After these attacks had struck him down several times, Shepard finally realized it wasn't something he could simply tough out, and reluctantly made an appointment to see the flight surgeons. Following extensive tests a panel of NASA doctors recommended he be removed immediately from the flight rotation.

The ailment proved to be Ménière's Syndrome. "The problem is not considered very significant for an earth-bound person, but it sure can finish you as a pilot," he said during a 1970 interview for Naval Aviator News. "I convinced myself it would eventually work itself out, but it didn't. Tom Stafford had told me about Dr. House, out in Los Angeles, who could perform an operation on this particular kind of inner ear trouble. At first it sounded a little risky but, in 1968, I finally decided on having it done. With NASA's permission I went out to California. In order to keep the whole business quiet, Dr. House and I agreed that I should check into the hospital under an assumed name. It was the doctor's secretary who came up with it. So, as Victor Poulis, I had the operation, and six months later my ear was fine."

Although his surgery was successful, Shepard had lost his chance to fly on Gemini, and there were serious doubts that he would ever fly into space again. Earlier, in order to remain part of the astronaut cadre, he had accepted an interim appointment as Chief of the Astronaut Office, which made him a major force in the training and assignment of his fellow astronauts. Eventually his never-say-die attitude would see him regain active astronaut status, and he quickly began a determined campaign for a slot aboard a manned Apollo lunar mission.

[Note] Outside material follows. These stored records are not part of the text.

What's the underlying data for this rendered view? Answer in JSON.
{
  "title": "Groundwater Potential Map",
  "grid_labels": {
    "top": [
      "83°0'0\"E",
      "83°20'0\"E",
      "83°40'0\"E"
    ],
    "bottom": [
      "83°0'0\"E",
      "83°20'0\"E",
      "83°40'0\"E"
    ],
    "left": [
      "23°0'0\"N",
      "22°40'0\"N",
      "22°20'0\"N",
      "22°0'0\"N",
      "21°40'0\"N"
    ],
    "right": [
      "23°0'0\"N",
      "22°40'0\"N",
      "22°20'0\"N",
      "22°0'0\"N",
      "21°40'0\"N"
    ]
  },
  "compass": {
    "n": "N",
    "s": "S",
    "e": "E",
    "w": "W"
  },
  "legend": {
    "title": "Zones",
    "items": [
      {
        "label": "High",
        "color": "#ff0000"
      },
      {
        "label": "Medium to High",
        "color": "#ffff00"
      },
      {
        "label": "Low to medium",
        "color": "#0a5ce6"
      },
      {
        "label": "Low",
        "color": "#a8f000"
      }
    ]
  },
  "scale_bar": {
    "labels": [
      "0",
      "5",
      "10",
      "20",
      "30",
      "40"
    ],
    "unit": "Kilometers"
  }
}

Almost a decade after his pioneering flight aboard Freedom 7, 47-year-old Shepard made a second and final trip into space as commander of Apollo 14, launched on 31 January 1971. In doing so, he became the oldest of the twelve men whose footprints still remain embedded in the lunar soil. He spent thirty-three hours traversing and exploring the Fra Mauro area together with Edgar Mitchell, and freely admits shedding tears of wonder and joy when he stood on the moon's surface for the first time beneath Lunar Module Antares.

At the end of their final lunar excursion, Shepard impishly pulled out a club head he had secretly brought along and clipped it onto the shaft of a soil-sample scoop. He then dropped a golf ball onto the surface of the moon and began a modified one-armed backswing. "Unfortunately the suit is so stiff I can't do this with two hands," he reported back to Earth, "but I'm going to try a little sand trap shot here." Using only his right hand he whacked the first of two balls for what he later described with a wide aviator's grin as "miles and miles."

Alan Shepard on the lunar surface, Apollo 14 (Photo: NASA)

Once, in an interview for the Hall of Science and Exploration, Shepard was asked what he would nominate as his proudest accomplishment, and he said it was being chosen to make the first manned American flight into space. "That was competition at its best," he stated, with his usual unapologetic candor. "Not because of the fame or the recognition that went with it, but because of the fact that America's best test pilots went through this selection process down to seven guys, and of those seven, I was the first one to go. That will always be the most satisfying thing for me.

"During the actual process of flying aircraft, or flying the Spirit of St. Louis, one doesn't think of oneself as being a hero or historical figure. One does it because the challenge is there, and one feels reasonably qualified to accomplish it." After a pause he added, "I must admit, maybe I am a piece of history after all."

On Tuesday, 21 July 1998, the world lost America's first astronaut in space to the insidious disease leukemia. He had fought a typically stoic and mostly private two-year battle against the tenacious cancer, but it was a fight even he could not win.

Rear Admiral Alan Shepard, an authentic twentieth century hero, passed away in his sleep at the Monterey Community Hospital in California. He was 74 years old.